In the northeast the Treasury is understood to have resisted demands for improving the Leamside Line, an old freight route that planners want to use to run more passenger trains per hour on the mainline.

(The Independent)

All the projects have been extolled by local leaders as important to boosting productivity and bringing infrastructure closer to the standard enjoyed in London and the southeast. Earlier this year Greater Manchester mayor Andy Burnham promised to fight cuts to the scheme, warning: “We are not going to accept second best, and we are not going to accept a situation where all the money is blown on HS2 in the south of the country, leaving us to make cuts in the north.”

The government is also expected to effectively shelve the eastern leg of High Speed 2, a cross-country route that runs between Birmingham and Leeds via the east Midlands and Sheffield.

While ministers are expected to resist definitively cancelling the eastern leg, they are expected to kick it into the long grass with no concrete completion date set under the guise of “phasing”. Electrification of the existing Midland Mainline, which was originally promised in 2013 and then partially cancelled, is expected to be offered as a more immediate alternative.

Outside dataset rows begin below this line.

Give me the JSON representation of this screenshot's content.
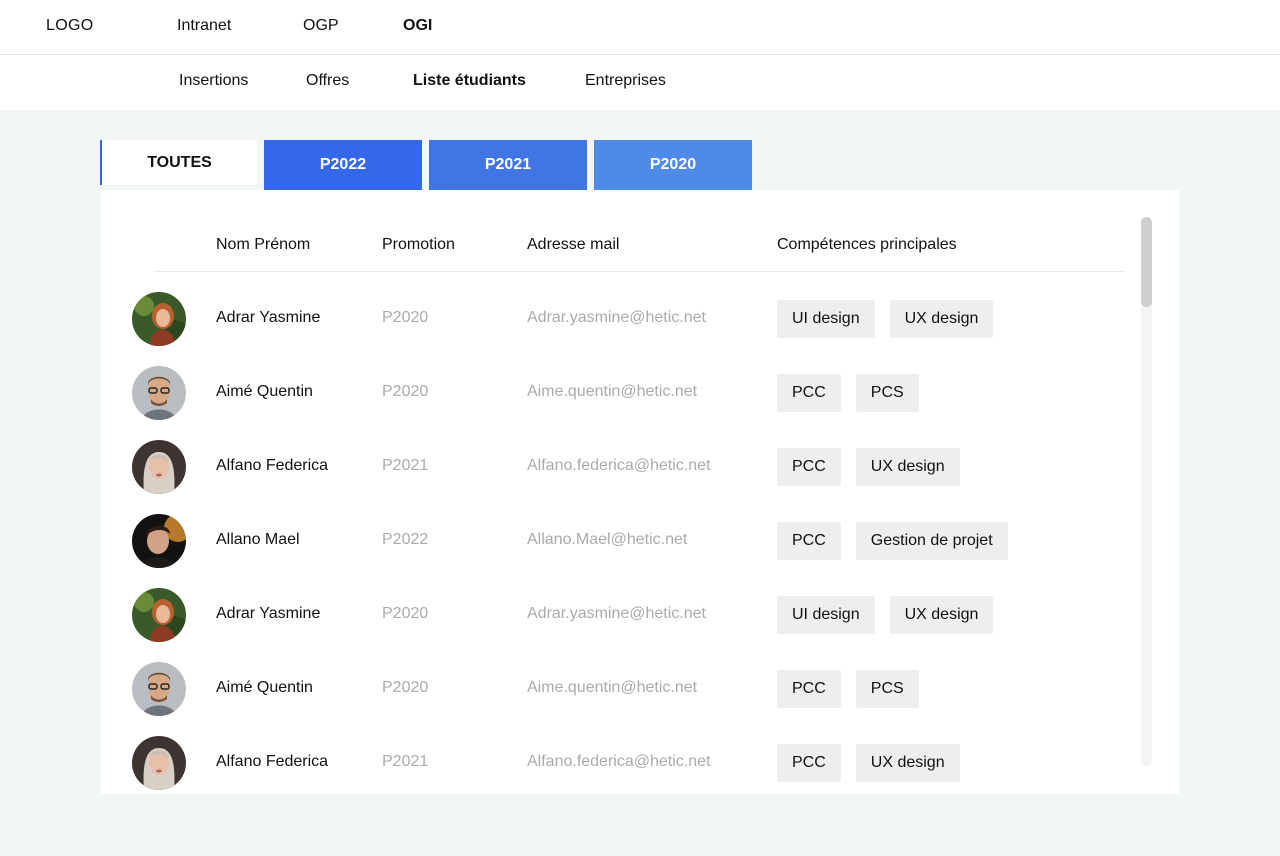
{
  "brand": {
    "logo_text": "LOGO"
  },
  "top_nav": {
    "items": [
      {
        "label": "Intranet"
      },
      {
        "label": "OGP"
      },
      {
        "label": "OGI"
      }
    ],
    "active": "OGI"
  },
  "sub_nav": {
    "items": [
      {
        "label": "Insertions"
      },
      {
        "label": "Offres"
      },
      {
        "label": "Liste étudiants"
      },
      {
        "label": "Entreprises"
      }
    ],
    "active": "Liste étudiants"
  },
  "tabs": {
    "items": [
      {
        "label": "TOUTES"
      },
      {
        "label": "P2022"
      },
      {
        "label": "P2021"
      },
      {
        "label": "P2020"
      }
    ],
    "active": "TOUTES"
  },
  "table": {
    "headers": {
      "name": "Nom Prénom",
      "promotion": "Promotion",
      "email": "Adresse mail",
      "skills": "Compétences principales"
    },
    "rows": [
      {
        "name": "Adrar Yasmine",
        "promotion": "P2020",
        "email": "Adrar.yasmine@hetic.net",
        "skills": [
          "UI design",
          "UX design"
        ]
      },
      {
        "name": "Aimé Quentin",
        "promotion": "P2020",
        "email": "Aime.quentin@hetic.net",
        "skills": [
          "PCC",
          "PCS"
        ]
      },
      {
        "name": "Alfano Federica",
        "promotion": "P2021",
        "email": "Alfano.federica@hetic.net",
        "skills": [
          "PCC",
          "UX design"
        ]
      },
      {
        "name": "Allano Mael",
        "promotion": "P2022",
        "email": "Allano.Mael@hetic.net",
        "skills": [
          "PCC",
          "Gestion de projet"
        ]
      },
      {
        "name": "Adrar Yasmine",
        "promotion": "P2020",
        "email": "Adrar.yasmine@hetic.net",
        "skills": [
          "UI design",
          "UX design"
        ]
      },
      {
        "name": "Aimé Quentin",
        "promotion": "P2020",
        "email": "Aime.quentin@hetic.net",
        "skills": [
          "PCC",
          "PCS"
        ]
      },
      {
        "name": "Alfano Federica",
        "promotion": "P2021",
        "email": "Alfano.federica@hetic.net",
        "skills": [
          "PCC",
          "UX design"
        ]
      }
    ]
  },
  "colors": {
    "page_bg": "#f3f6f7",
    "tab_p2022": "#3468e8",
    "tab_p2021": "#4075e3",
    "tab_p2020": "#4f8ae9",
    "chip_bg": "#eeeeee",
    "muted_text": "#a8abad"
  }
}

As well as limiting links between the Midlands and Yorkshire, the mothballing of the eastern leg will make it impossible to deliver the entire programme of local railway upgrades for the Midlands drawn up by local leaders, many of which relied on the line being built.

The announcements are due in the government’s Integrated Rail Plan, which is expected in the next two weeks, before Rishi Sunak’s autumn spending statement. Another source said: “Boris wants to build everything, but Treasury is putting the brakes on.”

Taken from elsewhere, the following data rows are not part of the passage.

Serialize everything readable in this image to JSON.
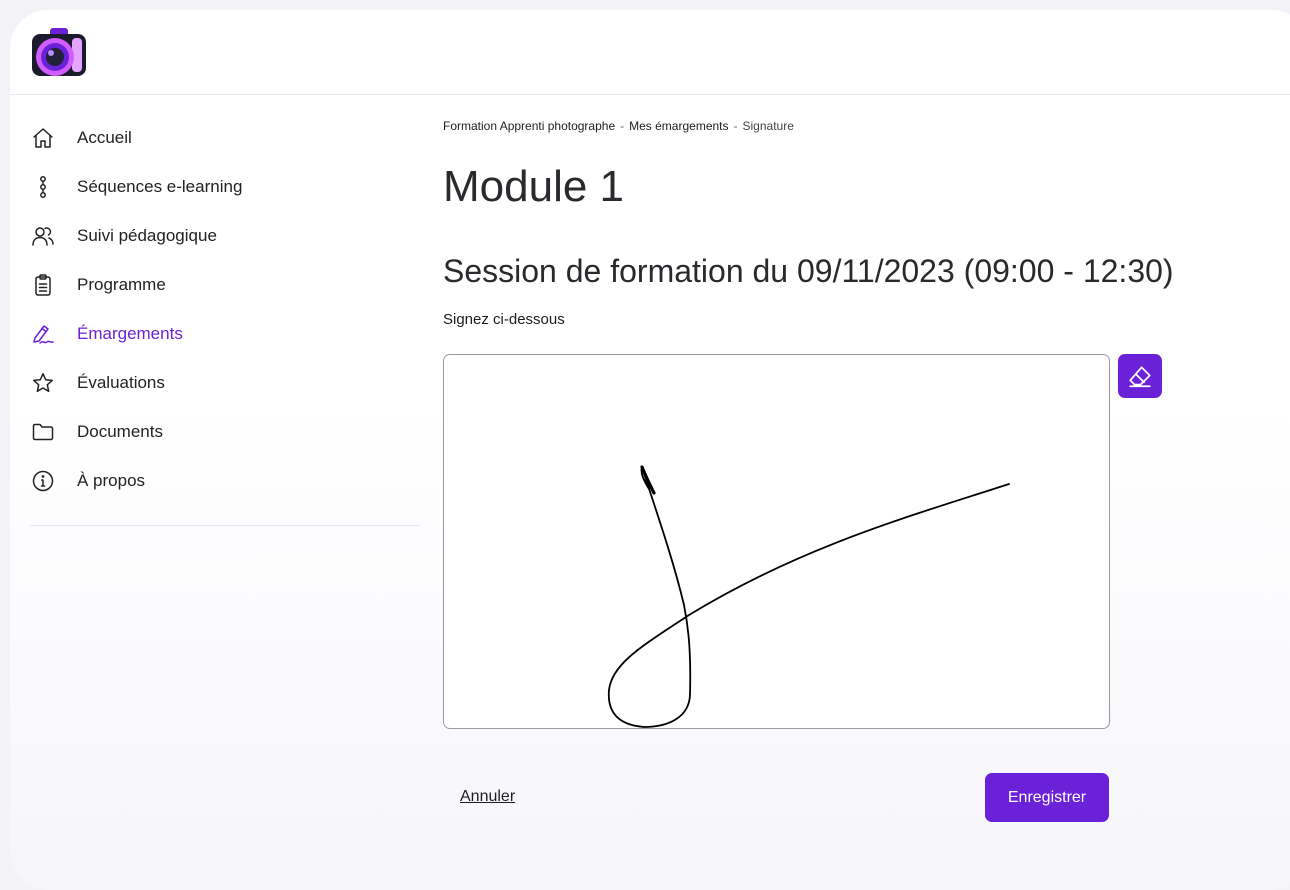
{
  "brand": {
    "logo_icon": "camera-logo-icon"
  },
  "sidebar": {
    "items": [
      {
        "label": "Accueil",
        "icon": "home-icon",
        "active": false
      },
      {
        "label": "Séquences e-learning",
        "icon": "sequence-icon",
        "active": false
      },
      {
        "label": "Suivi pédagogique",
        "icon": "users-icon",
        "active": false
      },
      {
        "label": "Programme",
        "icon": "clipboard-icon",
        "active": false
      },
      {
        "label": "Émargements",
        "icon": "signature-pen-icon",
        "active": true
      },
      {
        "label": "Évaluations",
        "icon": "star-icon",
        "active": false
      },
      {
        "label": "Documents",
        "icon": "folder-icon",
        "active": false
      },
      {
        "label": "À propos",
        "icon": "info-icon",
        "active": false
      }
    ]
  },
  "breadcrumb": {
    "items": [
      "Formation Apprenti photographe",
      "Mes émargements",
      "Signature"
    ],
    "separator": "-"
  },
  "main": {
    "title": "Module 1",
    "session_title": "Session de formation du 09/11/2023 (09:00 - 12:30)",
    "sign_label": "Signez ci-dessous",
    "erase_icon": "eraser-icon"
  },
  "actions": {
    "cancel_label": "Annuler",
    "save_label": "Enregistrer"
  },
  "colors": {
    "accent": "#6b21d8",
    "text": "#1d1d1f",
    "background": "#f3f2f7"
  }
}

The prime minister was widely expected to unveil details of the transport upgrades in his speech to Tory conference, but raised eyebrows when Northern Powerhouse Rail only got a passing mention. The project was first announced when George Osborne was chancellor but nearly half a decade later no concrete plans have been published.

Rail industry insiders believe Downing Street left the announcement out of Mr Johnson’s policy-light speech to avoid starting a row with northern leaders and undermining his levelling-up message while he was still in Manchester.

“This would have been the perfect opportunity for a positive announcement,” the source added. “No mention at all suggests the north is going to be unhappy.”

Jim McMahon, Labour’s shadow transport secretary, told The Independent: “The Conservatives’ endless jam tomorrow promises, reheated announcements and failure to deliver mean communities will rightly feel betrayed and left behind.

“Businesses won’t invest and our economic growth will be stalled unless poor transport connectivity issues are addressed – but the government’s incompetence and inability to see projects through is hindering that.”

Sarah Olney, the Liberal Democrats’ transport spokesperson, said that the “sad reality” was that “the government’s claim they will level up the north is nothing more than another hollow slogan”.

She added: “These infrastructure projects would bring jobs, investment and opportunities to people and communities across the north. Instead, they are now being scaled back whilst the south continues to see greater investment."

A spokesperson for the Department for Transport said: “The Integrated Rail Plan will soon outline exactly how major rail projects, including HS2 phase 2b and other transformational projects such as Northern Powerhouse Rail, will work together to deliver the reliable train services that passengers across the north and Midlands need and deserve.”